String functions overcooking the Spark

So I was building some stuff and doing okay but then ran against the 4 exported functions limit so I thought I’d use the string functions to create a single function that does more.

First time I ran the code nothing seemed to happen. I sent the command a few more times then the main LED went out! Nothing would bring it back. In the end I tried the reload to factory stuff and that worked. I made some mods to the code but could not see anything wrong so I uploaded and ran again. Once more nothing happened after a short while I checked the connections and touched the top of the Spark and it was red hot! I pulled the plug, smartish.
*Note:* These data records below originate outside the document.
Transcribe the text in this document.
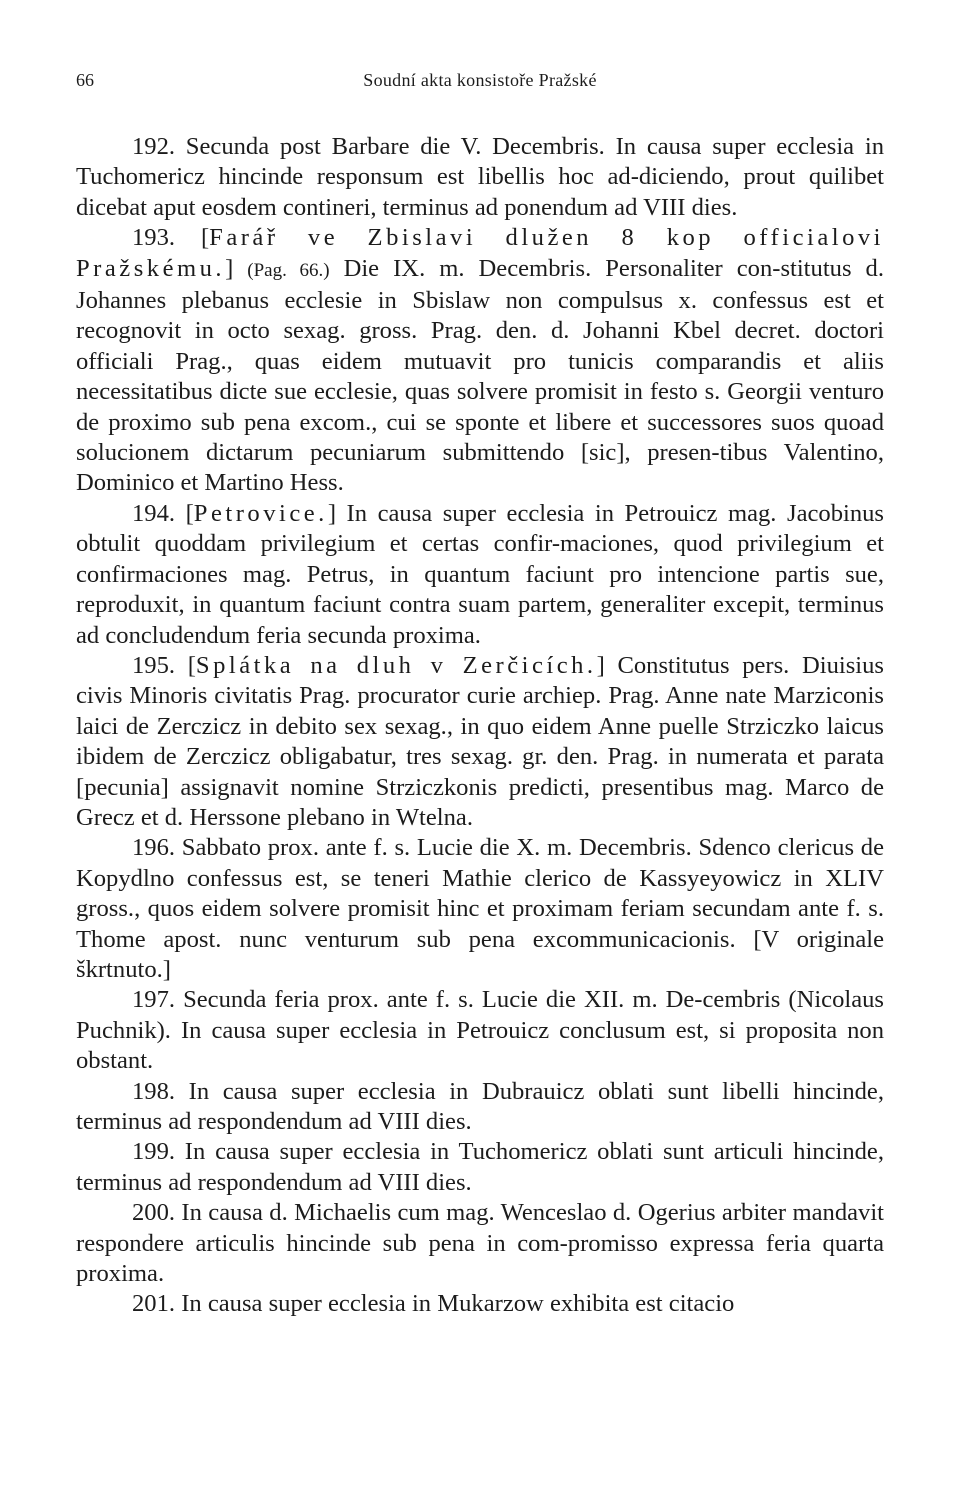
66	Soudní akta konsistoře Pražské

192. Secunda post Barbare die V. Decembris. In causa super ecclesia in Tuchomericz hincinde responsum est libellis hoc ad-diciendo, prout quilibet dicebat aput eosdem contineri, terminus ad ponendum ad VIII dies.

193. [Farář ve Zbislavi dlužen 8 kop officialovi Pražskému.] (Pag. 66.) Die IX. m. Decembris. Personaliter con-stitutus d. Johannes plebanus ecclesie in Sbislaw non compulsus x. confessus est et recognovit in octo sexag. gross. Prag. den. d. Johanni Kbel decret. doctori officiali Prag., quas eidem mutuavit pro tunicis comparandis et aliis necessitatibus dicte sue ecclesie, quas solvere promisit in festo s. Georgii venturo de proximo sub pena excom., cui se sponte et libere et successores suos quoad solucionem dictarum pecuniarum submittendo [sic], presen-tibus Valentino, Dominico et Martino Hess.

194. [Petrovice.] In causa super ecclesia in Petrouicz mag. Jacobinus obtulit quoddam privilegium et certas confir-maciones, quod privilegium et confirmaciones mag. Petrus, in quantum faciunt pro intencione partis sue, reproduxit, in quantum faciunt contra suam partem, generaliter excepit, terminus ad concludendum feria secunda proxima.

195. [Splátka na dluh v Zerčicích.] Constitutus pers. Diuisius civis Minoris civitatis Prag. procurator curie archiep. Prag. Anne nate Marziconis laici de Zerczicz in debito sex sexag., in quo eidem Anne puelle Strziczko laicus ibidem de Zerczicz obligabatur, tres sexag. gr. den. Prag. in numerata et parata [pecunia] assignavit nomine Strziczkonis predicti, presentibus mag. Marco de Grecz et d. Herssone plebano in Wtelna.

196. Sabbato prox. ante f. s. Lucie die X. m. Decembris. Sdenco clericus de Kopydlno confessus est, se teneri Mathie clerico de Kassyeyowicz in XLIV gross., quos eidem solvere promisit hinc et proximam feriam secundam ante f. s. Thome apost. nunc venturum sub pena excommunicacionis. [V originale škrtnuto.]

197. Secunda feria prox. ante f. s. Lucie die XII. m. De-cembris (Nicolaus Puchnik). In causa super ecclesia in Petrouicz conclusum est, si proposita non obstant.

198. In causa super ecclesia in Dubrauicz oblati sunt libelli hincinde, terminus ad respondendum ad VIII dies.

199. In causa super ecclesia in Tuchomericz oblati sunt articuli hincinde, terminus ad respondendum ad VIII dies.

200. In causa d. Michaelis cum mag. Wenceslao d. Ogerius arbiter mandavit respondere articulis hincinde sub pena in com-promisso expressa feria quarta proxima.

201. In causa super ecclesia in Mukarzow exhibita est citacio
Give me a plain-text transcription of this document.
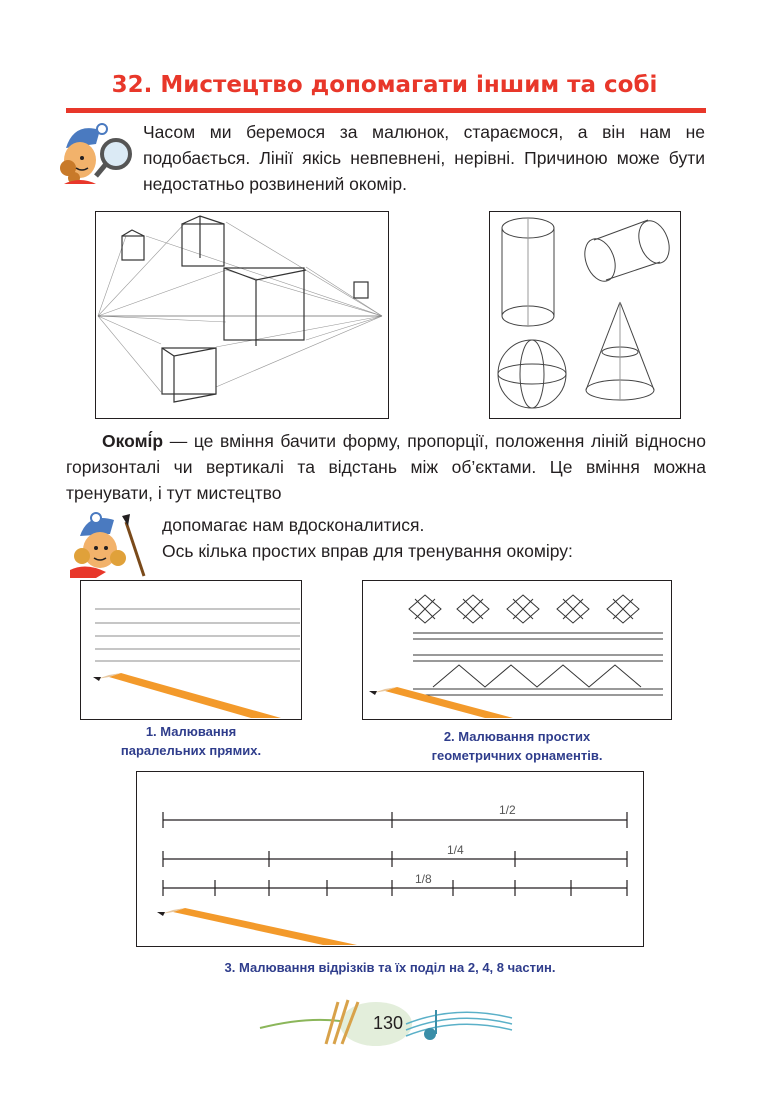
32. Мистецтво допомагати іншим та собі
Часом ми беремося за малюнок, стараємося, а він нам не подобається. Лінії якісь невпевнені, нерівні. Причиною може бути недостатньо розвинений окомір.
Окомі́р — це вміння бачити форму, пропорції, положення ліній відносно горизонталі чи вертикалі та відстань між об’єктами. Це вміння можна тренувати, і тут мистецтво
допомагає нам вдосконалитися.
Ось кілька простих вправ для тренування окоміру:
1. Малювання
паралельних прямих.
2. Малювання простих
геометричних орнаментів.
1/2
1/4
1/8
3. Малювання відрізків та їх поділ на 2, 4, 8 частин.
130
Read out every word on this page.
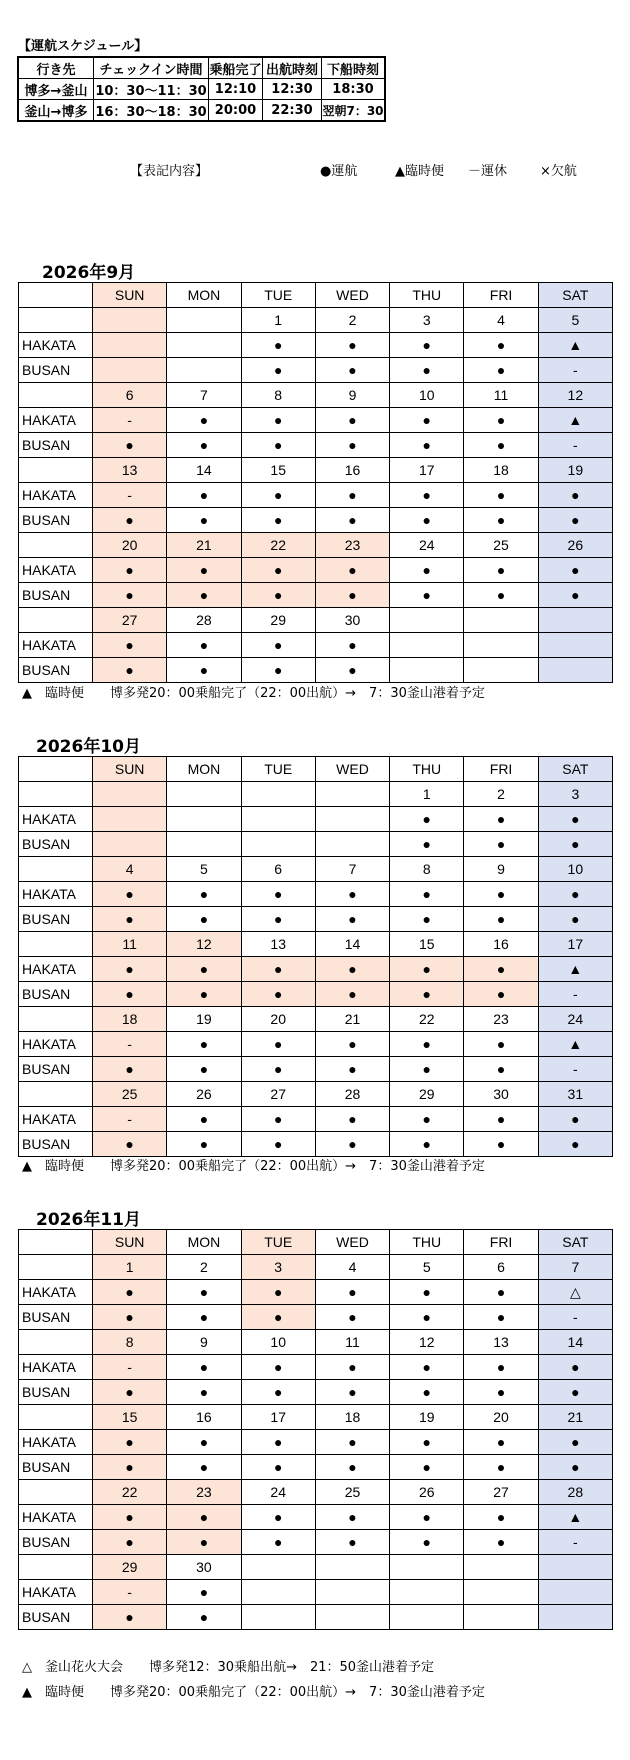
【運航スケジュール】
行き先	チェックイン時間	乗船完了	出航時刻	下船時刻
博多→釜山	10：30～11：30	12:10	12:30	18:30
釜山→博多	16：30～18：30	20:00	22:30	翌朝7：30
【表記内容】	●運航	▲臨時便 －運休	×欠航
2026年9月
	SUN	MON	TUE	WED	THU	FRI	SAT
			1	2	3	4	5
HAKATA			●	●	●	●	▲
BUSAN			●	●	●	●	-
	6	7	8	9	10	11	12
HAKATA	-	●	●	●	●	●	▲
BUSAN	●	●	●	●	●	●	-
	13	14	15	16	17	18	19
HAKATA	-	●	●	●	●	●	●
BUSAN	●	●	●	●	●	●	●
	20	21	22	23	24	25	26
HAKATA	●	●	●	●	●	●	●
BUSAN	●	●	●	●	●	●	●
	27	28	29	30			
HAKATA	●	●	●	●			
BUSAN	●	●	●	●			
▲　臨時便　　博多発20：00乗船完了（22：00出航）→　7：30釜山港着予定
2026年10月
	SUN	MON	TUE	WED	THU	FRI	SAT
					1	2	3
HAKATA					●	●	●
BUSAN					●	●	●
	4	5	6	7	8	9	10
HAKATA	●	●	●	●	●	●	●
BUSAN	●	●	●	●	●	●	●
	11	12	13	14	15	16	17
HAKATA	●	●	●	●	●	●	▲
BUSAN	●	●	●	●	●	●	-
	18	19	20	21	22	23	24
HAKATA	-	●	●	●	●	●	▲
BUSAN	●	●	●	●	●	●	-
	25	26	27	28	29	30	31
HAKATA	-	●	●	●	●	●	●
BUSAN	●	●	●	●	●	●	●
▲　臨時便　　博多発20：00乗船完了（22：00出航）→　7：30釜山港着予定
2026年11月
	SUN	MON	TUE	WED	THU	FRI	SAT
	1	2	3	4	5	6	7
HAKATA	●	●	●	●	●	●	△
BUSAN	●	●	●	●	●	●	-
	8	9	10	11	12	13	14
HAKATA	-	●	●	●	●	●	●
BUSAN	●	●	●	●	●	●	●
	15	16	17	18	19	20	21
HAKATA	●	●	●	●	●	●	●
BUSAN	●	●	●	●	●	●	●
	22	23	24	25	26	27	28
HAKATA	●	●	●	●	●	●	▲
BUSAN	●	●	●	●	●	●	-
	29	30					
HAKATA	-	●					
BUSAN	●	●					
△　釜山花火大会　　博多発12：30乗船出航→　21：50釜山港着予定
▲　臨時便　　博多発20：00乗船完了（22：00出航）→　7：30釜山港着予定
After a while I plugged it in again and all stayed cool. Worked fine on the other functions, but when I tried my new one once it started heating up good and proper again. Is this just processor loading causing this and it is safe? Or am I doing something bad here somehow.

Trevor

Could you post your code for the problem function? It would be interesting to try to reproduce the problem. Pity the die on the core isn't a bit bigger, I could cook some eggs at the same time! :slight_smile:

Just in case it's useful, there's an internal temp sensor on the core's cpu - here's a post that reads it.

Anyone know if the cpu has built in overheat protection? If not, would it be worth adding to the firmware - say, an interrupt that fires regularly, and if temperature sensor indicates overheating a little, the interrupt stalls the cpu to help it cool down, and if overheating a lot, sleeps until the cpu cools to a safer temperature?

Been thinking of the exact same thing!! A generic - add-able/build-able function and just add the IF Foo=='newfunction' bla bla bla

@MisterNetwork Now that is what I went looking for initially but then started to build my own.

@mdma The temprature stuff is useful to know. Maybe it also explains why if felt for 10 mins like it was bricked but then started working again too? That could be some form of overheat protection.

I think I may have sussed it though. I called my function “Control” and I suspect that there is an internal function or something called the same. I figured it out when I put a line to light up the onboard LED as soon as the function was called however it never lit up and the Spark still locked up. Changed the name and now all seems to work and no more overheating.